According to the Legal Media Group, Microsoft are looking to do an IBM with their intellectual property assests and have hired the former IBM IP guru, Marshall Phelps to do it for them. IBM derive a large income from licensing their vast portfolio of patents. Microsoft have about 3000 patents in total but IBM file more patent applications than that in an average year. With Phelps at the helm, Microsoft now have over 5000 patent applications sitting to be reviewed in the US Patent Office. Phelps has this to say about software patents,

"I think there's a fundamental lack of understanding [in Europe] that there isn't a real difference between software and hardware. I also think there are large political forces driving this issue... Some on either side approach these issues with an almost religious fervour... Also, I can give you all kinds of software implementations that used to be in hardware. Apart from the plug in the wall, anything you used to do in hardware you can do in software. Just think about the media player that exits when you boot up your software on your machine. It looks just like any other media player - it's got fast forward and stop and pause and all that stuff. That's software. Is there a hardware version of that? Sure, any DVD player you want to go and buy. Or if you look at some laptops, there's a little button in the middle which is basically the mouse. You think that moves, but it doesn't. It's really a strain gauge that calculates where you want the cursor to go by how hard you push it and in what direction. How does it do that? Well, there's an algorithm for an x-axis and an algorithm for the y-axis - that's software. Is there a hardware implementation for that? Sure, every mouse that's practically ever been built is a hardware implementation of that.

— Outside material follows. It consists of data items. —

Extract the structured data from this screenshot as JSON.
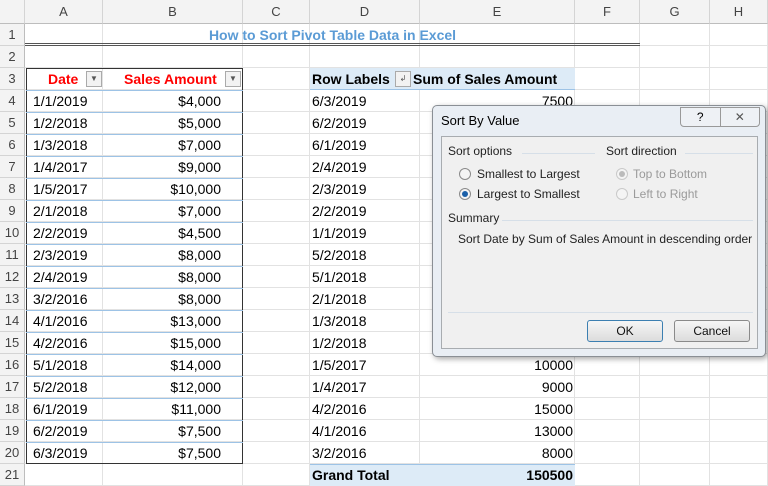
{
  "columns": [
    "A",
    "B",
    "C",
    "D",
    "E",
    "F",
    "G",
    "H"
  ],
  "rows": [
    "1",
    "2",
    "3",
    "4",
    "5",
    "6",
    "7",
    "8",
    "9",
    "10",
    "11",
    "12",
    "13",
    "14",
    "15",
    "16",
    "17",
    "18",
    "19",
    "20",
    "21"
  ],
  "title": "How to Sort Pivot Table Data in Excel",
  "source_table": {
    "headers": [
      "Date",
      "Sales Amount"
    ],
    "rows": [
      [
        "1/1/2019",
        "$4,000"
      ],
      [
        "1/2/2018",
        "$5,000"
      ],
      [
        "1/3/2018",
        "$7,000"
      ],
      [
        "1/4/2017",
        "$9,000"
      ],
      [
        "1/5/2017",
        "$10,000"
      ],
      [
        "2/1/2018",
        "$7,000"
      ],
      [
        "2/2/2019",
        "$4,500"
      ],
      [
        "2/3/2019",
        "$8,000"
      ],
      [
        "2/4/2019",
        "$8,000"
      ],
      [
        "3/2/2016",
        "$8,000"
      ],
      [
        "4/1/2016",
        "$13,000"
      ],
      [
        "4/2/2016",
        "$15,000"
      ],
      [
        "5/1/2018",
        "$14,000"
      ],
      [
        "5/2/2018",
        "$12,000"
      ],
      [
        "6/1/2019",
        "$11,000"
      ],
      [
        "6/2/2019",
        "$7,500"
      ],
      [
        "6/3/2019",
        "$7,500"
      ]
    ]
  },
  "pivot": {
    "headers": [
      "Row Labels",
      "Sum of Sales Amount"
    ],
    "rows": [
      [
        "6/3/2019",
        "7500"
      ],
      [
        "6/2/2019",
        ""
      ],
      [
        "6/1/2019",
        ""
      ],
      [
        "2/4/2019",
        ""
      ],
      [
        "2/3/2019",
        ""
      ],
      [
        "2/2/2019",
        ""
      ],
      [
        "1/1/2019",
        ""
      ],
      [
        "5/2/2018",
        ""
      ],
      [
        "5/1/2018",
        ""
      ],
      [
        "2/1/2018",
        ""
      ],
      [
        "1/3/2018",
        ""
      ],
      [
        "1/2/2018",
        ""
      ],
      [
        "1/5/2017",
        "10000"
      ],
      [
        "1/4/2017",
        "9000"
      ],
      [
        "4/2/2016",
        "15000"
      ],
      [
        "4/1/2016",
        "13000"
      ],
      [
        "3/2/2016",
        "8000"
      ]
    ],
    "total_label": "Grand Total",
    "total_value": "150500"
  },
  "dialog": {
    "title": "Sort By Value",
    "help": "?",
    "close": "✕",
    "sort_options_label": "Sort options",
    "sort_options": [
      "Smallest to Largest",
      "Largest to Smallest"
    ],
    "selected_option": 1,
    "sort_direction_label": "Sort direction",
    "sort_directions": [
      "Top to Bottom",
      "Left to Right"
    ],
    "summary_label": "Summary",
    "summary_text": "Sort Date by Sum of Sales Amount in descending order",
    "ok": "OK",
    "cancel": "Cancel"
  }
}
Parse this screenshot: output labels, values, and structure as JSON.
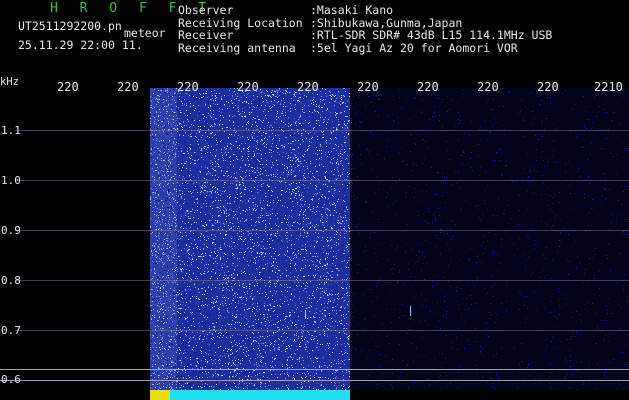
{
  "header": {
    "brand": "H R O F F T",
    "filename": "UT2511292200.pn",
    "tag": "meteor",
    "timestamp": "25.11.29 22:00   11.",
    "fields": [
      {
        "key": "Observer",
        "value": ":Masaki Kano"
      },
      {
        "key": "Receiving Location",
        "value": ":Shibukawa,Gunma,Japan"
      },
      {
        "key": "Receiver",
        "value": ":RTL-SDR SDR# 43dB L15 114.1MHz USB"
      },
      {
        "key": "Receiving antenna",
        "value": ":5el Yagi Az 20 for Aomori VOR"
      }
    ]
  },
  "axis": {
    "unit": "kHz",
    "x_ticks": [
      "220",
      "220",
      "220",
      "220",
      "220",
      "220",
      "220",
      "220",
      "220",
      "2210"
    ],
    "y_ticks": [
      "1.1",
      "1.0",
      "0.9",
      "0.8",
      "0.7",
      "0.6"
    ]
  },
  "colors": {
    "background": "#000000",
    "signal": "#1b2ea0",
    "brand": "#2ecc2e",
    "text": "#e7e7e7"
  }
}
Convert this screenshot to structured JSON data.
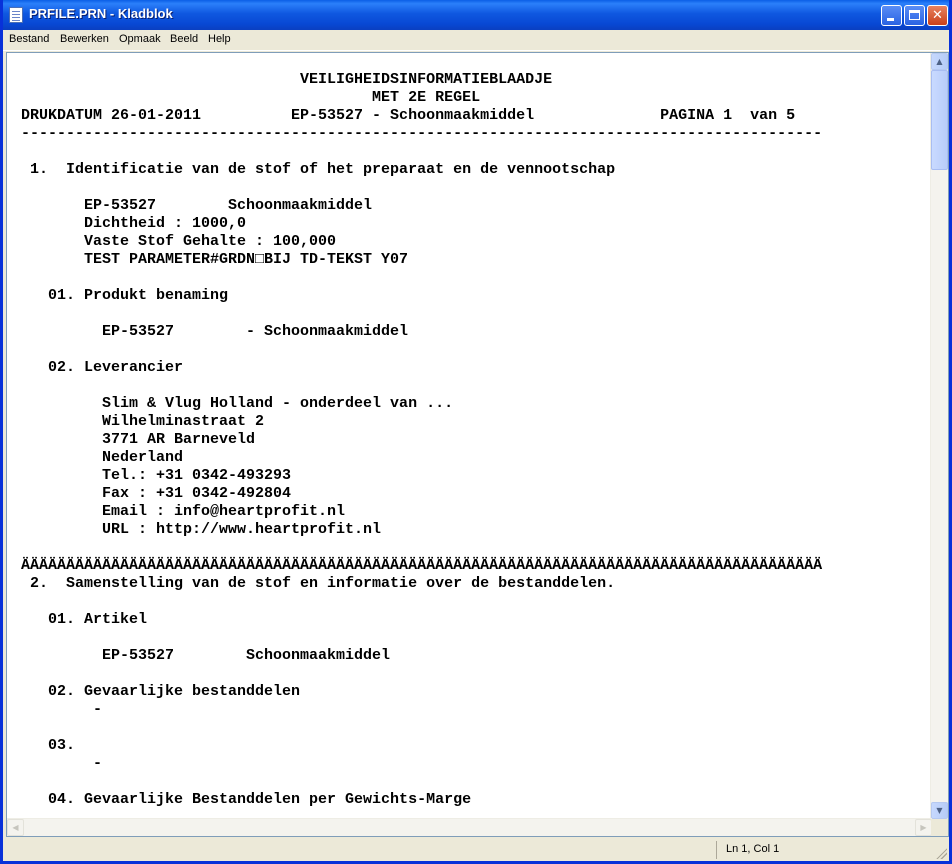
{
  "window": {
    "title": "PRFILE.PRN - Kladblok"
  },
  "menu": [
    {
      "label": "Bestand"
    },
    {
      "label": "Bewerken"
    },
    {
      "label": "Opmaak"
    },
    {
      "label": "Beeld"
    },
    {
      "label": "Help"
    }
  ],
  "document": {
    "lines": [
      "                               VEILIGHEIDSINFORMATIEBLAADJE",
      "                                       MET 2E REGEL",
      "DRUKDATUM 26-01-2011          EP-53527 - Schoonmaakmiddel              PAGINA 1  van 5",
      "-----------------------------------------------------------------------------------------",
      "",
      " 1.  Identificatie van de stof of het preparaat en de vennootschap",
      "",
      "       EP-53527        Schoonmaakmiddel",
      "       Dichtheid : 1000,0",
      "       Vaste Stof Gehalte : 100,000",
      "       TEST PARAMETER#GRDN□BIJ TD-TEKST Y07",
      "",
      "   01. Produkt benaming",
      "",
      "         EP-53527        - Schoonmaakmiddel",
      "",
      "   02. Leverancier",
      "",
      "         Slim & Vlug Holland - onderdeel van ...",
      "         Wilhelminastraat 2",
      "         3771 AR Barneveld",
      "         Nederland",
      "         Tel.: +31 0342-493293",
      "         Fax : +31 0342-492804",
      "         Email : info@heartprofit.nl",
      "         URL : http://www.heartprofit.nl",
      "",
      "ÄÄÄÄÄÄÄÄÄÄÄÄÄÄÄÄÄÄÄÄÄÄÄÄÄÄÄÄÄÄÄÄÄÄÄÄÄÄÄÄÄÄÄÄÄÄÄÄÄÄÄÄÄÄÄÄÄÄÄÄÄÄÄÄÄÄÄÄÄÄÄÄÄÄÄÄÄÄÄÄÄÄÄÄÄÄÄÄÄ",
      " 2.  Samenstelling van de stof en informatie over de bestanddelen.",
      "",
      "   01. Artikel",
      "",
      "         EP-53527        Schoonmaakmiddel",
      "",
      "   02. Gevaarlijke bestanddelen",
      "        -",
      "",
      "   03.",
      "        -",
      "",
      "   04. Gevaarlijke Bestanddelen per Gewichts-Marge"
    ]
  },
  "status": {
    "position": "Ln 1, Col 1"
  }
}
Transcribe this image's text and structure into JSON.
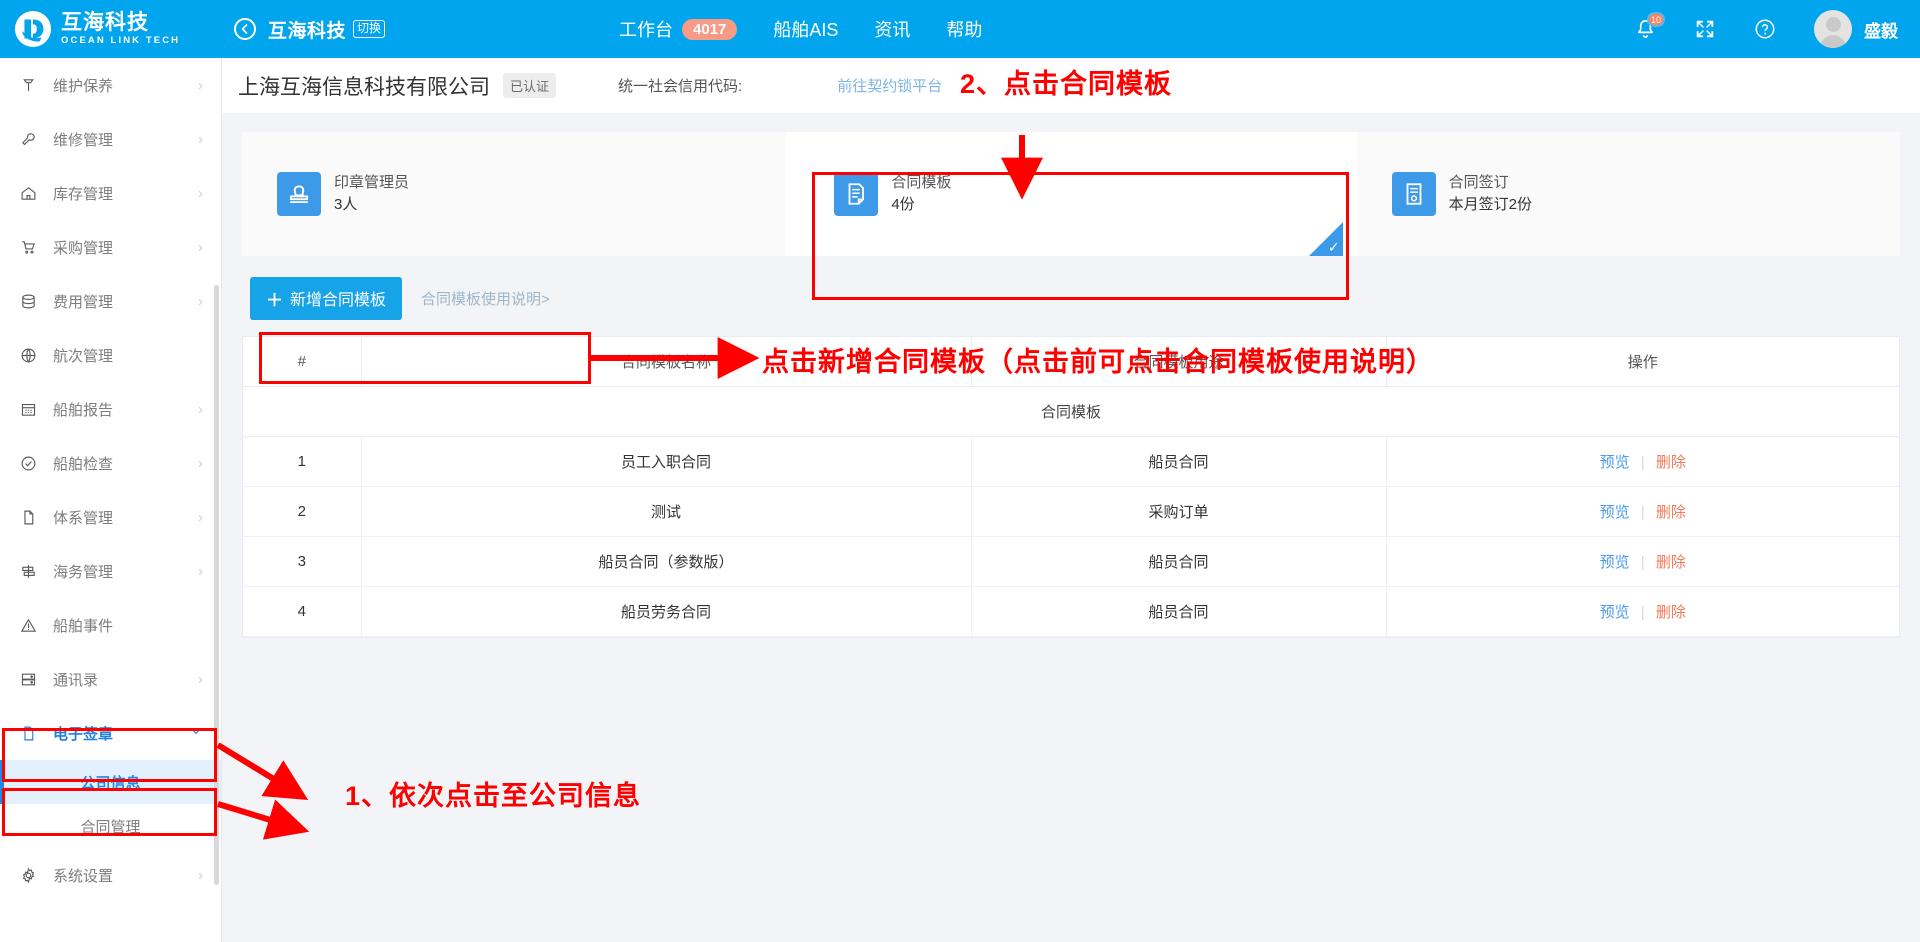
{
  "topbar": {
    "brand_cn": "互海科技",
    "brand_en": "OCEAN LINK TECH",
    "back_icon": "back-arrow-icon",
    "company_switch_name": "互海科技",
    "switch_badge": "切换",
    "nav": [
      {
        "label": "工作台",
        "badge": "4017"
      },
      {
        "label": "船舶AIS",
        "badge": ""
      },
      {
        "label": "资讯",
        "badge": ""
      },
      {
        "label": "帮助",
        "badge": ""
      }
    ],
    "bell_icon": "bell-icon",
    "bell_badge": "10",
    "fullscreen_icon": "fullscreen-icon",
    "help_icon": "question-circle-icon",
    "avatar_icon": "avatar",
    "username": "盛毅"
  },
  "sidebar": {
    "items": [
      {
        "label": "维护保养",
        "icon": "wrench-hammer-icon",
        "arrow": "chevron-right",
        "state": "normal"
      },
      {
        "label": "维修管理",
        "icon": "wrench-icon",
        "arrow": "chevron-right",
        "state": "normal"
      },
      {
        "label": "库存管理",
        "icon": "home-icon",
        "arrow": "chevron-right",
        "state": "normal"
      },
      {
        "label": "采购管理",
        "icon": "cart-icon",
        "arrow": "chevron-right",
        "state": "normal"
      },
      {
        "label": "费用管理",
        "icon": "database-icon",
        "arrow": "chevron-right",
        "state": "normal"
      },
      {
        "label": "航次管理",
        "icon": "globe-icon",
        "arrow": "",
        "state": "normal"
      },
      {
        "label": "船舶报告",
        "icon": "calendar-icon",
        "arrow": "chevron-right",
        "state": "normal"
      },
      {
        "label": "船舶检查",
        "icon": "check-circle-icon",
        "arrow": "chevron-right",
        "state": "normal"
      },
      {
        "label": "体系管理",
        "icon": "documents-icon",
        "arrow": "chevron-right",
        "state": "normal"
      },
      {
        "label": "海务管理",
        "icon": "signpost-icon",
        "arrow": "chevron-right",
        "state": "normal"
      },
      {
        "label": "船舶事件",
        "icon": "warning-icon",
        "arrow": "",
        "state": "normal"
      },
      {
        "label": "通讯录",
        "icon": "contacts-icon",
        "arrow": "chevron-right",
        "state": "normal"
      },
      {
        "label": "电子签章",
        "icon": "documents-icon",
        "arrow": "chevron-down",
        "state": "active"
      }
    ],
    "submenu": [
      {
        "label": "公司信息",
        "state": "selected"
      },
      {
        "label": "合同管理",
        "state": "normal"
      }
    ],
    "footer_item": {
      "label": "系统设置",
      "icon": "gear-icon",
      "arrow": "chevron-right"
    }
  },
  "company_bar": {
    "name": "上海互海信息科技有限公司",
    "cert_badge": "已认证",
    "credit_label": "统一社会信用代码:",
    "credit_link": "前往契约锁平台"
  },
  "cards": [
    {
      "icon": "stamp-icon",
      "title": "印章管理员",
      "sub": "3人",
      "selected": false
    },
    {
      "icon": "document-icon",
      "title": "合同模板",
      "sub": "4份",
      "selected": true
    },
    {
      "icon": "contract-icon",
      "title": "合同签订",
      "sub": "本月签订2份",
      "selected": false
    }
  ],
  "toolbar": {
    "add_button_label": "新增合同模板",
    "add_button_plus": "＋",
    "help_link_label": "合同模板使用说明>"
  },
  "table": {
    "title": "合同模板",
    "columns": [
      "#",
      "合同模板名称",
      "合同模板用途",
      "操作"
    ],
    "actions": {
      "preview": "预览",
      "separator": "|",
      "delete": "删除"
    },
    "rows": [
      {
        "idx": "1",
        "name": "员工入职合同",
        "use": "船员合同"
      },
      {
        "idx": "2",
        "name": "测试",
        "use": "采购订单"
      },
      {
        "idx": "3",
        "name": "船员合同（参数版）",
        "use": "船员合同"
      },
      {
        "idx": "4",
        "name": "船员劳务合同",
        "use": "船员合同"
      }
    ]
  },
  "annotations": {
    "step1": "1、依次点击至公司信息",
    "step2": "2、点击合同模板",
    "step3": "点击新增合同模板（点击前可点击合同模板使用说明）",
    "color": "#ff0000"
  }
}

I think people react to software as if it's an animal from another planet, and I don't think that, at the end of the day, the distinction [between software and hardware] is a very useful one."

It's an attractive argument. Why shouldn't a new invention, which involves and inventive step and has practical technical effect and is useful be patentable, even if it is purely software? A reasonable suggestion cutting through the usual religious fervour. As long as the law can be precisely couched in such a way as to avoid patenting something which involves no invention, no inventive step and is a pure software implementation of an obvious idea?